My Setiqueue ..........Error Log Files.....

MoFunk · Dec 29, 2003

So I have been re-vamping my lan a bit. I have a smoothwall system working as my router and now will be moving a webserver to the more secure "orange" network of the smoothie system. So I would basically like to move my setiqueue there as well so I can take it off my main rig. Since Seti1 is supposed to end soon, should I even bother? Or if the end is still a few months away, what is the best way to move the queue? Thanks.

Oh and on my main rig I have the queue running as a service, and I totally forgot how I did that, could someone give me a refresher on starting and stopping setiqueue as a service? Thanks.

soni · Dec 29, 2003

setiq -u

move queue, entire folder to new machine

setiq -i

MoFunk · Dec 29, 2003

Thanks Soni. I think I will do that just to get it off my main rig.

MoFunk · Dec 30, 2003

Well I am kinda glad (I guess) that I decided to move my queue. I have not paid much attention to it but I have a ton of error logs. Here is what they say....
the log_date.txt says
12:00am: s@h_wrk Queued passthrough request
12:00am: s@h_wrk Passing through request send_result_get_user_stats
12:00am: s@h_wrk Seti@home message: 'Corrupt user ID. Please exit SETI@Home, delete user_info.sah and result.sah and restart SETI@Home. This problem results from a server side error that has been fixed.'
12:00am: s@h_wrk Passthrough: Seti@home status: ErrorCode 0x00000064 100
12:00am: s@h_wrk Returning passing through request response

and the err_date.txt file says
12:00am: s@h_wrk Seti@home message: 'Corrupt user ID. Please exit SETI@Home, delete user_info.sah and result.sah and restart SETI@Home. This problem results from a server side error that has been fixed.'

So, how am I supposed to figure this out? I have a ton of them.

Smoke · Dec 30, 2003

My Q is also suffering from the same thing. It is a result of the "defective WUs" Berkeley sent out over a month ago when their server was crashing.

I have taken all sorts of measures to remedy this problem without a whole lot of success.

When it was first discovered I took the extreme measure of completely deleting all 7,000+ cached WUs on my Q to insure that no additional "defective WUs" were given out. But it appears the damage was done and a whole lot of them were distributed.

The "defective WUs" don't have a proper "user_info.sah" file. This causes an additional error in the "result.sah" file (no ID or KEY). If the machine can be discovered that has the "defective WU(s)", it can be fixed. But in my case there are so many Queues and Clients that I have no way of knowing which machine is at fault.

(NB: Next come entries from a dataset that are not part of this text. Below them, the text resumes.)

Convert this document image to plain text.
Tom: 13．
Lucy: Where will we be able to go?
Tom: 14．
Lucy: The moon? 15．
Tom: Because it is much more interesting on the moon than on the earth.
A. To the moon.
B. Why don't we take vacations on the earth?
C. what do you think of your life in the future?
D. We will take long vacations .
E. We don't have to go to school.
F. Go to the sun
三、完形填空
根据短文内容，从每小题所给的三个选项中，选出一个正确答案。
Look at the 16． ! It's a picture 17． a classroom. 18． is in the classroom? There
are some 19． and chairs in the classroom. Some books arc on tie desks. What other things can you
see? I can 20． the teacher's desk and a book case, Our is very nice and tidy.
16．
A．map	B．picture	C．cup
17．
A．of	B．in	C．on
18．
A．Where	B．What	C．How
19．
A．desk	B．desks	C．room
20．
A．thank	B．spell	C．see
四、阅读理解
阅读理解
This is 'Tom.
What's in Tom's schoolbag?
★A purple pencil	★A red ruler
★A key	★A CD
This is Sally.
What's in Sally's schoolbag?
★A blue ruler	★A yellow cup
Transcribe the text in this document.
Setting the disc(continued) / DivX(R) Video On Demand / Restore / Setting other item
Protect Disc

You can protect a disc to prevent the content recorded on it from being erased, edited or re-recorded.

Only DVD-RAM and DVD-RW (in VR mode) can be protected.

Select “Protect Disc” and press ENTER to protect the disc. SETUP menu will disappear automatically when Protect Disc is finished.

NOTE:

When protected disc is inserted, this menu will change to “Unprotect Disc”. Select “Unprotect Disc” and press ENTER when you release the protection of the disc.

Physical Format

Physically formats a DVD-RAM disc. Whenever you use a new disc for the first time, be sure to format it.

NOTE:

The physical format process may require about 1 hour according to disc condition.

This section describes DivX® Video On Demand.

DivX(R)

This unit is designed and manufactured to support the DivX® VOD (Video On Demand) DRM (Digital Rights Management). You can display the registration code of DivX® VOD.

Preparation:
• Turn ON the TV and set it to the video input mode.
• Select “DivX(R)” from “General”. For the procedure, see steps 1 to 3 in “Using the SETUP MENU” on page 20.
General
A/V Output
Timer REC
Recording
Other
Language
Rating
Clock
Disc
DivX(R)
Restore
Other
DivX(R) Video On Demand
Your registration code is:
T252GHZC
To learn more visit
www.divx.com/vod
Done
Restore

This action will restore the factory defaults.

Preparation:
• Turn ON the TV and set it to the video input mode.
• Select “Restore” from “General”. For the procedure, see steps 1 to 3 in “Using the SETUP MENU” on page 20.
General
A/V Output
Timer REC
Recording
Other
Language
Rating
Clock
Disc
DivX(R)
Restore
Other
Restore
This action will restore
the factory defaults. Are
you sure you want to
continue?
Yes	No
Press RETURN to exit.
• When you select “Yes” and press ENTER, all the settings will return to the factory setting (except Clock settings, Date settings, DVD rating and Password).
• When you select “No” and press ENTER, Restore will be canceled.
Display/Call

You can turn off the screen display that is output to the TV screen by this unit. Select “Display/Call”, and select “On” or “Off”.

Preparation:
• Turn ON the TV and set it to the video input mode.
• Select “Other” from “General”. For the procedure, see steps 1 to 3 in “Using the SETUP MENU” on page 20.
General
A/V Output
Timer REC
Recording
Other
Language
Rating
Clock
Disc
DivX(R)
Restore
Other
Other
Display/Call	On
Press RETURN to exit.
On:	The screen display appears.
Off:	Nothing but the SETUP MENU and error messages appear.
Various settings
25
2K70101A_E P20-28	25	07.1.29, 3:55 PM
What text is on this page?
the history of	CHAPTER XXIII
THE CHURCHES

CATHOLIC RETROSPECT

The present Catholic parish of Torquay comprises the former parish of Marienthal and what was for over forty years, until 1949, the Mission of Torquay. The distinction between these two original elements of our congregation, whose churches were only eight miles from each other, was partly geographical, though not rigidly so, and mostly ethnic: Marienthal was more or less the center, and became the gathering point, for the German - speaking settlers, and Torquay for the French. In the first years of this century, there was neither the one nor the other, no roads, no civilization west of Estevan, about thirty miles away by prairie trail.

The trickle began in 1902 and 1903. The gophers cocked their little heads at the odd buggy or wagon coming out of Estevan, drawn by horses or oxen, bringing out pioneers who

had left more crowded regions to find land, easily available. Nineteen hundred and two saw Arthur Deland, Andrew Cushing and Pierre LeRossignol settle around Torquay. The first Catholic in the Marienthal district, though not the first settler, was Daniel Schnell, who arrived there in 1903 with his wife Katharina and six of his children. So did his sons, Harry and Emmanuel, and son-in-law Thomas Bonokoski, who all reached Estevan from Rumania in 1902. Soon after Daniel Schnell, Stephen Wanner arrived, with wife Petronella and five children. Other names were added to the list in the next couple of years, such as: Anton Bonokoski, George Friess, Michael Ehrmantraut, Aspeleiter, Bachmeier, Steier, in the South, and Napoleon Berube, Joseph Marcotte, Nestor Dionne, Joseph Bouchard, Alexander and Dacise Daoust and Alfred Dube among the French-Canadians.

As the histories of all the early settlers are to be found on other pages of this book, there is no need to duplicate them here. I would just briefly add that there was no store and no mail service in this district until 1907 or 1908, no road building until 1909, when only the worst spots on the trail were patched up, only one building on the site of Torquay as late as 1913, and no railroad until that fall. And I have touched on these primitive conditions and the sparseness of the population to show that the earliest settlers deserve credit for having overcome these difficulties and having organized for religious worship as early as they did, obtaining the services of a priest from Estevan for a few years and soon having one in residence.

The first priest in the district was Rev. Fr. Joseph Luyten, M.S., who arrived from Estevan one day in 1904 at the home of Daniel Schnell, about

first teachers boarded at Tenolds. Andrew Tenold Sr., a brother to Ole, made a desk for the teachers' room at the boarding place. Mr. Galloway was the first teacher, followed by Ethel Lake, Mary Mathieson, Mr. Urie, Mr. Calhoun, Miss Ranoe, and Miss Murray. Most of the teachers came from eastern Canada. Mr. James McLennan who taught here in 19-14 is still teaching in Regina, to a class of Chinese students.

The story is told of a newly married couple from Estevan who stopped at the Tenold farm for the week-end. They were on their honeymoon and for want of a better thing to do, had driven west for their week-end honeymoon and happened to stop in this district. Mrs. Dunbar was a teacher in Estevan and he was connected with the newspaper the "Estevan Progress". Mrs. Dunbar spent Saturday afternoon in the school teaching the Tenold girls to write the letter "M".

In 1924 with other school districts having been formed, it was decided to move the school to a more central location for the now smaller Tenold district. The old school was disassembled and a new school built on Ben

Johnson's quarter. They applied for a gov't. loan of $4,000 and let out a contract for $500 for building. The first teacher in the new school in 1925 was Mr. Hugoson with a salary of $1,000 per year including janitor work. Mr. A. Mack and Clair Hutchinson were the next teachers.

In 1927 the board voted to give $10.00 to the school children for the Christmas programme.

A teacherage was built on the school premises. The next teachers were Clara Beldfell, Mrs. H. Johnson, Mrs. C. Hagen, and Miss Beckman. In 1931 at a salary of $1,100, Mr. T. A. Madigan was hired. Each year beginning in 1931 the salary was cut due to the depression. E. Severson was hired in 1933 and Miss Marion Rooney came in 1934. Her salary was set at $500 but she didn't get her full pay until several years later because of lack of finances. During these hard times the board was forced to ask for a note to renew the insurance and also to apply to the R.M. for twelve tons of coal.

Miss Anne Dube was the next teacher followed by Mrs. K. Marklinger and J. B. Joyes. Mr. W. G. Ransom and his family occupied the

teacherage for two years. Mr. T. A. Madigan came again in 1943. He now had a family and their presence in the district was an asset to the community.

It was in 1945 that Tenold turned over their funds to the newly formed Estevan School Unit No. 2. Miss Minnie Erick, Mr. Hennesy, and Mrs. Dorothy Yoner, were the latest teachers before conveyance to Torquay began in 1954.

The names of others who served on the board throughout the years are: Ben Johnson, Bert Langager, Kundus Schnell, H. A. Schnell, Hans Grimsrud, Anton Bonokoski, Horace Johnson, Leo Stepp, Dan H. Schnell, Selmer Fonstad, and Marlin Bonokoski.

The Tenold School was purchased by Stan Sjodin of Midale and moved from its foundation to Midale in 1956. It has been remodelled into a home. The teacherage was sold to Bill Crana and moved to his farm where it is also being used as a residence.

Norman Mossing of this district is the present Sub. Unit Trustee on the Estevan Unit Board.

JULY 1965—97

In case you are wondering how this affects a SetiQueue, this is what happens: If the machine is running a caching program like SetiDriver, it starts working on another WU as soon as it completes one (or almost immediately for you people who like to nit-pick 😛). Let's say the "next" WU is a "good one". When it finishes crunching the good WU, SetiDriver dutifully transmits the freshly completed good WU and tries once more to transmit the old "defective WU". Therein lies the dilemma of trying to figure out which machine is the culprit. If the "defective WU" would completely halt the process we could just look for machines that have stopped transmitting completed WUs. But that is not the case, the defective WU laden machines continue crunching new fresh good WUs and endlessly try to transmit both the results of a freshly completed good WU and the old "defective WU".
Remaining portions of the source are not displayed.